En la era de la infoxicación, nuestra mejor herramienta no es el pincel, sino la tijera.

Existe la falsa creencia de que el trabajo del diseñador es añadir: añadir funcionalidades, añadir gráficos, añadir capas de interacción. Sin embargo, la labor más difícil y valiosa es la curaduría. Cuando un cliente te dice que necesita «verlo todo en una pantalla», nuestra responsabilidad no es cumplir ese deseo, sino cuestionar qué significa ese «todo» y qué decisiones reales se toman con cada dato.

Diseñar es editar la realidad del usuario para que solo vea lo que importa en el momento en que importa. Si una interfaz muestra veinte indicadores cuando solo tres son críticos para la operación actual, no estás informando. Estás generando ruido. El diseñador debe actuar descartando lo superfluo para que el objetivo del usuario se cumpla de la forma mas eficiente posible.

La curaduría como proceso de ingeniería

Este rol de «editor» no es subjetivo. Necesita de una metodología que permita filtrar la densidad de información sin perder la profundidad necesaria:

  • La poda: Cada elemento visual consume «CPU mental» del usuario. Como editores de la interfaz, debemos auditar cada campo de datos bajo una premisa sencilla: «Si eliminamos este dato ahora mismo, ¿qué perdería realmente el usuario?». Si la respuesta es «nada o poco», el dato sobra. La limpieza visual es una medida de seguridad. Menos distracciones significan menos margen de error.
  • Urgencia vs. importancia: Un buen editor sabe que no todo puede ir en portada. Esto se traduce en diseñar estados de visualización dinámicos. No se trata de ocultar información, sino de graduar su visibilidad. El diseño debe ser capaz de «editar» la interfaz en tiempo real: si el sistema está estable, el diseño es mínimo; si hay una anomalía, la interfaz se transforma para priorizar el problema. Esto es edición contextual.
  • La síntesis: Un gráfico complejo puede ser editado y convertido en un simple indicador de estado o una frase clara. Nuestra labor es encontrar la forma más sencilla de representar una realidad compleja. En lugar de obligar al usuario a interpretar una tabla de mil filas, el diseñador-editor propone una visualización que resume la tendencia.
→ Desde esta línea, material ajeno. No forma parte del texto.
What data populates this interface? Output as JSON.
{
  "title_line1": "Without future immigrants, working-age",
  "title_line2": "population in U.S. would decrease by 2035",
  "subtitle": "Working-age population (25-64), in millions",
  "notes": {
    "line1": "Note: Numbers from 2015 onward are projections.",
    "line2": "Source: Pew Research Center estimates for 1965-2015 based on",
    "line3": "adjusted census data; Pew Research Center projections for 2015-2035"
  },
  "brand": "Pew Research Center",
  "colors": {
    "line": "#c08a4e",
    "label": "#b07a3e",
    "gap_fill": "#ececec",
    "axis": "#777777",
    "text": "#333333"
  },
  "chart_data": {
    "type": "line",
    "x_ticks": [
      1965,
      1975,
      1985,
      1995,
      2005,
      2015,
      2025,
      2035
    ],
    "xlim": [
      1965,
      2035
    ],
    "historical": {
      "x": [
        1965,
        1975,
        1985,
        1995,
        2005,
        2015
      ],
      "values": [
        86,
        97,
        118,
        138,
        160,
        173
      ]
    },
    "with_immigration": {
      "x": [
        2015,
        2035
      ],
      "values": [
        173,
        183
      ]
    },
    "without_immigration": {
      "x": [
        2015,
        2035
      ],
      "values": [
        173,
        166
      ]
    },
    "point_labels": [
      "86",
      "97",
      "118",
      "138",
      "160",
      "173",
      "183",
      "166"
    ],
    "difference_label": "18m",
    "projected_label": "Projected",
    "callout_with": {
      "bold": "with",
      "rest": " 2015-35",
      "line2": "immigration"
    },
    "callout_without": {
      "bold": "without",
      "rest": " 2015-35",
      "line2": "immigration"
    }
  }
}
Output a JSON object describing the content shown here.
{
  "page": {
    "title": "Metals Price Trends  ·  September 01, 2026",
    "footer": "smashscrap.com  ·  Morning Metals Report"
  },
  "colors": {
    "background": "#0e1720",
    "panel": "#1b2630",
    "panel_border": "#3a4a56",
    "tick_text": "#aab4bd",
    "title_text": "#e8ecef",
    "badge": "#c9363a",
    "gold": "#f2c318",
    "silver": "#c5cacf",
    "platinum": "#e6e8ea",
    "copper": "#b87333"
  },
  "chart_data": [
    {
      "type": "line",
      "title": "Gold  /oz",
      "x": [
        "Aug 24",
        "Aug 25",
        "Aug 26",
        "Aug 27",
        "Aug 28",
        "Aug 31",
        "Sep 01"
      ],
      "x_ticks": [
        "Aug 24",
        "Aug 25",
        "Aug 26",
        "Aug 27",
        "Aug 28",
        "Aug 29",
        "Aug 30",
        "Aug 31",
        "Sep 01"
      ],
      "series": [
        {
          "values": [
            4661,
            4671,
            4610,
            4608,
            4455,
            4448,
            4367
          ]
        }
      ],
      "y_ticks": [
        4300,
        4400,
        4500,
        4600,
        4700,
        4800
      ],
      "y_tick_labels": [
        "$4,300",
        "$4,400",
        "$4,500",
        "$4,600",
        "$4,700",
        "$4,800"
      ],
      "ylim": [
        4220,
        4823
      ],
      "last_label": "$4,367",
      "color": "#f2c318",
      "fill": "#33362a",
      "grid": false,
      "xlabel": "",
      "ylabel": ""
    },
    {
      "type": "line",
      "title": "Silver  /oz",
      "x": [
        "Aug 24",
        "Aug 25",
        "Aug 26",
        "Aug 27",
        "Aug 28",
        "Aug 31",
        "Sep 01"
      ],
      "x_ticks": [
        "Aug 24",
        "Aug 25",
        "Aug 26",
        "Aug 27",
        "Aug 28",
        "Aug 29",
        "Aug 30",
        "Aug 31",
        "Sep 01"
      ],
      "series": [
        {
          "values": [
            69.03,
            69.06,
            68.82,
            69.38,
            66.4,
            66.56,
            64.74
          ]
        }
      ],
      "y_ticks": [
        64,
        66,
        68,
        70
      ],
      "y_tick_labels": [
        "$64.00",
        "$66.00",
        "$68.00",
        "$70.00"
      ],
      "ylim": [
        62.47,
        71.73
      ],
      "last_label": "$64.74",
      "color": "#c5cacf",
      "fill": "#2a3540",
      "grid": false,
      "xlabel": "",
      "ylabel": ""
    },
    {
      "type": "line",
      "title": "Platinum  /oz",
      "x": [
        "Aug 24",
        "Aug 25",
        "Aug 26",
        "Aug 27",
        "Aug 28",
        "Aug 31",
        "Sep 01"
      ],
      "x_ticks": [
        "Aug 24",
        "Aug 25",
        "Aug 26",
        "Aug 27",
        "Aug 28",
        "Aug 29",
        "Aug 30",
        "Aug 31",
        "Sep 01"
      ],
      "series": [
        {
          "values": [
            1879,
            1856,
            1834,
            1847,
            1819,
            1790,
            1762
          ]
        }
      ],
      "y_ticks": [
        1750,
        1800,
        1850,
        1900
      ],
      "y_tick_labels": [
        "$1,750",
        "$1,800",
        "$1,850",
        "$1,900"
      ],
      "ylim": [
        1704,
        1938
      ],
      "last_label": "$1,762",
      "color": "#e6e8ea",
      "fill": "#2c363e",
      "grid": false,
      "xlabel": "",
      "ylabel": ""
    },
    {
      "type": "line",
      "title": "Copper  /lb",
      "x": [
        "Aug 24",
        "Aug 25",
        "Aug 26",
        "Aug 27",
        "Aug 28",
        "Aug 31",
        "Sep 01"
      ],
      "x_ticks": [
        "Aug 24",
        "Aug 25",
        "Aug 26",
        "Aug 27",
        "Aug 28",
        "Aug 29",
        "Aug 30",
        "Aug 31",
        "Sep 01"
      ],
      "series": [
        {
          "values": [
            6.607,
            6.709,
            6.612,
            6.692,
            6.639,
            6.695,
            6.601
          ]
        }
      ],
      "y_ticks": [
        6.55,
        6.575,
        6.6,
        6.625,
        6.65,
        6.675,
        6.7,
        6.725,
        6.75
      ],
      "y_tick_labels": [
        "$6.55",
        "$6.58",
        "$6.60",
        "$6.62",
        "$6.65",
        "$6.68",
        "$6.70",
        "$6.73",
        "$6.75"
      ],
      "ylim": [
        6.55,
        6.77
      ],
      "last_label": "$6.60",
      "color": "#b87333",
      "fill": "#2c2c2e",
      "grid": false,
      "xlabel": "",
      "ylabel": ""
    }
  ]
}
No es simplificar por simplificar, es sintetizar para decidir o actuar correctamente.

Conclusión: Menos ruido, más precisión

Es mucho más fácil decir «sí» a cada petición de funcionalidad que enfrentarse a un stakeholder y explicarle por qué ocultar un dato lo hace, paradójicamente, más valioso.

No diseñamos para rellenar huecos sino para vaciar las distracciones. La claridad solo se consigue cuando el diseñador tiene el criterio suficiente para saber qué dejar fuera. Al final, un buen diseño es aquel que logra cumplir con las necesidades sin que le sobre nada.